On Saturday, The New York Times published a thinly-veiled back-handed jibe which appeared to praise PM Modi – an Indian leader they’ve barely had any love for – but in truth has the air of a best man delivering the toast for his friend who has married his childhood crush.
There’s bittersweet admission about Modi’s handling of the coronavirus crisis and then wondering when the public sentiment will turn against the PM.
The piece notes, even though one must point out that opinion polls in India are notoriously inaccurate: “Recent opinion polls show that in the past few months Mr. Modi’s already high approval ratings have soared even higher, touching 80, even 90 percent. Unlike two of the populist leaders to whom he is often compared, President Trump and President Vladimir V. Putin of Russia, Mr. Modi seems to be thriving in this crisis.”
The piece add that if India ‘rides out the coronavirus in decent form’, PM Modi ‘might emerge even stronger’. It also makes the usual foreign publication mistake of attributing the 2019 re-election to Balakot and the entire piece doesn’t have a single word on the economic and social policies of NDA (2014-19) which played a major role including Swacch Bharat, rural electrification, Jan Dhan Yojana et al.
It goes on to note, with the usual shock that ‘despite lingering concerns about his agenda’, Modi’s popularity had soared amid the pandemic.
The piece further notes: “Mr.
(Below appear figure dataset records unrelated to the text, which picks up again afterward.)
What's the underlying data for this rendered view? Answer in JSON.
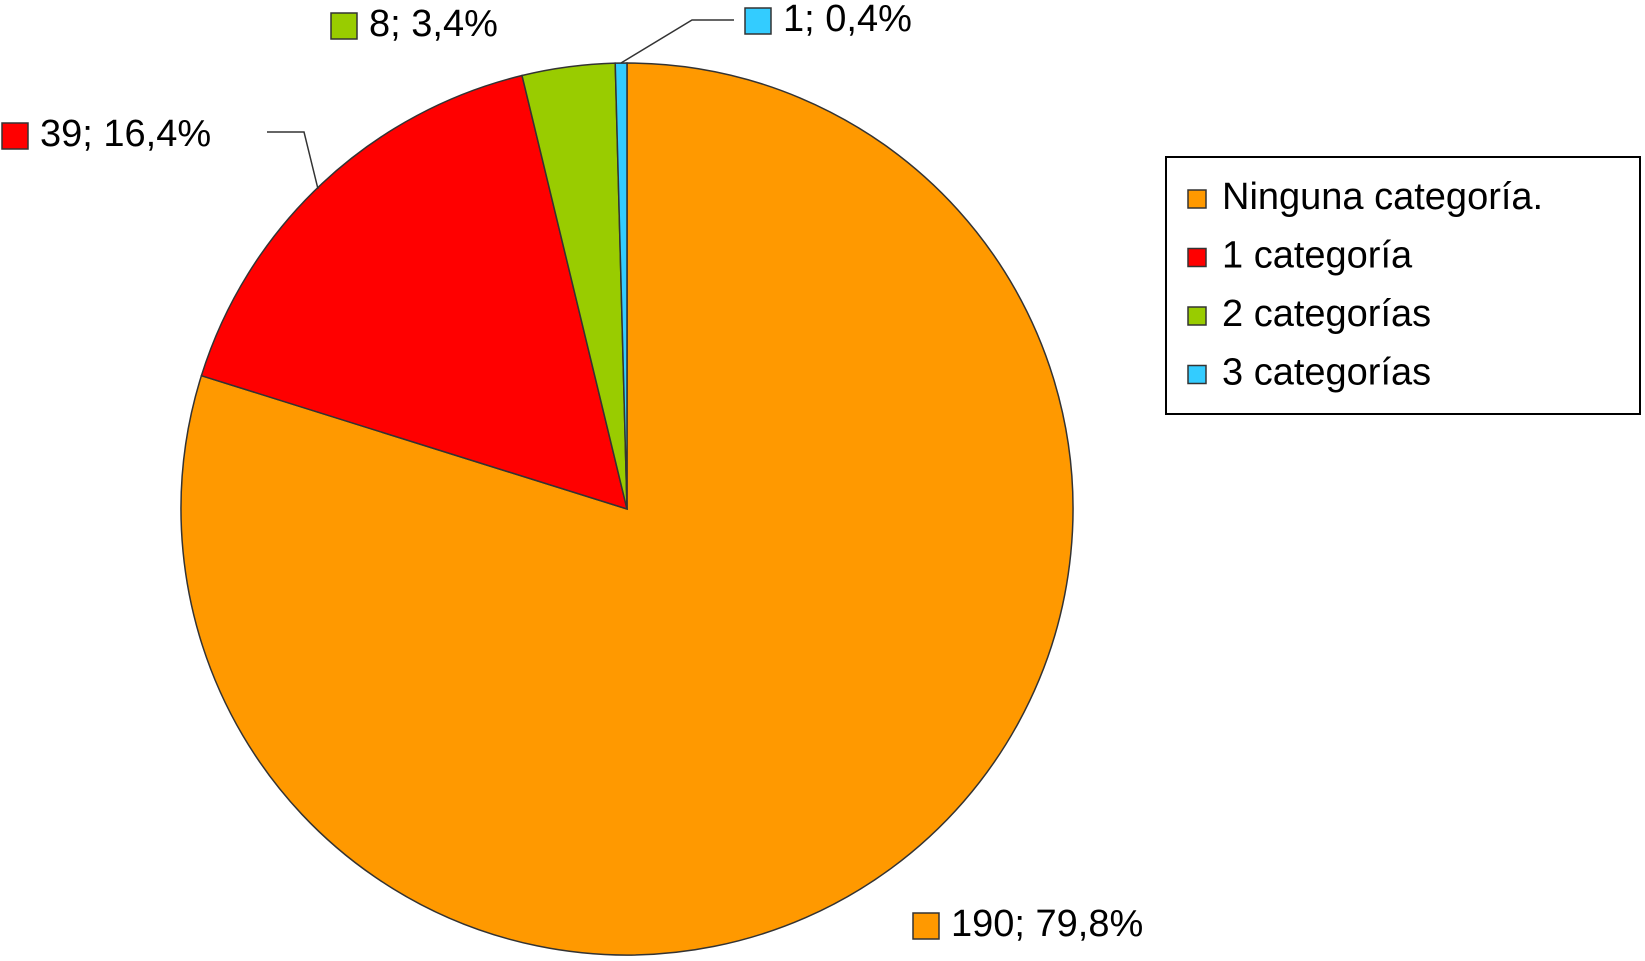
{
  "chart_data": {
    "type": "pie",
    "categories": [
      "Ninguna categoría.",
      "1 categoría",
      "2 categorías",
      "3 categorías"
    ],
    "values": [
      190,
      39,
      8,
      1
    ],
    "value_labels": [
      "190; 79,8%",
      "39; 16,4%",
      "8; 3,4%",
      "1; 0,4%"
    ],
    "colors": [
      "#ff9900",
      "#ff0000",
      "#99cc00",
      "#33ccff"
    ],
    "legend": "right"
  }
}
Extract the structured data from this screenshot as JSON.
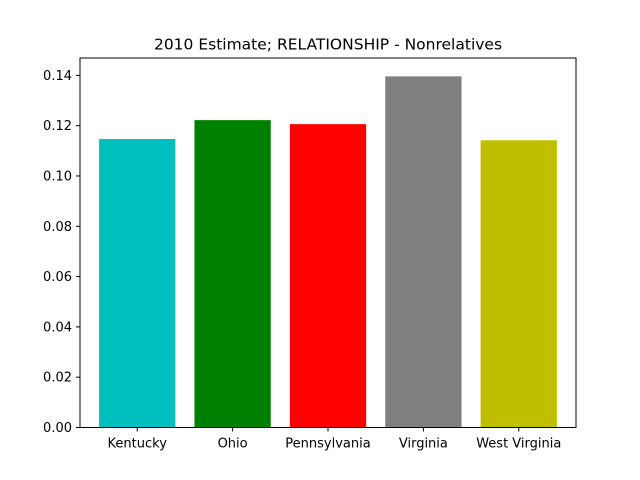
{
  "chart_data": {
    "type": "bar",
    "title": "2010 Estimate; RELATIONSHIP - Nonrelatives",
    "xlabel": "",
    "ylabel": "",
    "categories": [
      "Kentucky",
      "Ohio",
      "Pennsylvania",
      "Virginia",
      "West Virginia"
    ],
    "values": [
      0.1147,
      0.1222,
      0.1206,
      0.1396,
      0.1142
    ],
    "colors": [
      "#00bfbf",
      "#008000",
      "#ff0000",
      "#808080",
      "#bfbf00"
    ],
    "ylim": [
      0,
      0.1469
    ],
    "yticks": [
      0.0,
      0.02,
      0.04,
      0.06,
      0.08,
      0.1,
      0.12,
      0.14
    ],
    "ytick_labels": [
      "0.00",
      "0.02",
      "0.04",
      "0.06",
      "0.08",
      "0.10",
      "0.12",
      "0.14"
    ],
    "grid": false,
    "legend": "none"
  }
}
Modi’s success, analysts say, may be more durable. He’s widely seen as a mobilizer, not a despot, which may explain why his nationwide stay-at-home lockdown, which he dropped on the country with four hours’ notice, has been largely obeyed. Even the softer, feel-good exercises he has insisted on, like asking Indians to stand in their doorways and clap at a certain time, or to light candles at another, have been followed by millions.”
And ends with the eternal hope of Modi’s political demise as it quotes political science Sumantra Bose of London School of Economics – reminding one of Sir Humphrey’s jibes at the particular school because hacker studied there – that if the economy can’t ‘pull itself out of a nose dive, the messiah maybe hoist with his own petard’.